Este é um problema do sistema moderno, mas convenhamos que é um mal menor se comparado à lei de talião dos bárbaros. Pensando de forma otimista, estamos em uma fase de transição entre o péssimo e o ótimo. O péssimo é a justiça antiga da barbárie, o ótimo é a justiça futura melhorada pela tecnologia. Estamos no meio, numa justiça da papelada, das pilhas de processos que sobrecarregam o sistema.
A tecnologia trouxe terrores à humanidade, mas no balanço geral ela sempre fez mais bem do que mal. Os avanços tecnológicos melhoraram as condições de vida das populações, geraram riqueza, facilitaram o acesso a bens e serviços, ampliaram a comunicação e a difusão de informação, etc, etc.
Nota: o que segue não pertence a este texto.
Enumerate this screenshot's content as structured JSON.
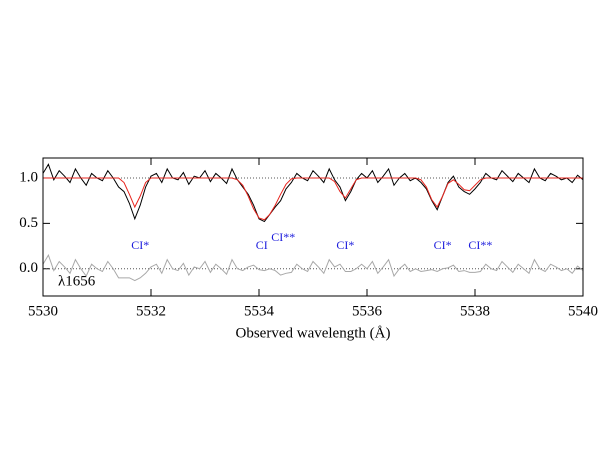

Logo, gosto de pensar que os softwares vão cada vez mais ajudar policiais, juízes, promotores e advogados a agilizar seu trabalho, processando em dias ou horas uma quantidade de dados, analisando evidências e consultando leis em um volume que um ser humano levaria anos para processar. A papelada vai acabar um dia. Esta é a boa notícia.
A má notícia é que a tecnologia também aumentará a vigilância sobre todos, chegando a um nível invasivo (como já é) e contaminando a presunção de inocência com um estado de constante suspeita sobre tudo e todos. Eis o Big Brother, olhando todos, vigiando todos, o que pode criar um sentimento de que temos um vigia a nos olhar perpetuamente, o que é no mínimo desagradável, leva as pessoas a viver sob o medo do olho onipotente, uma espécie de tecno-teocracia.
A barbárie, então, pode existir também em uma sociedade tecnologicamente avançada. Uma barbárie que usa a tecnologia como ferramenta é um risco, é o que a ficção científica distópica constantemente nos alerta. Devemos ficar atentos sempre que a sociedade começe a flertar com o retorno da barbárie, ainda mais quando vem fortalecida pela tecnologia.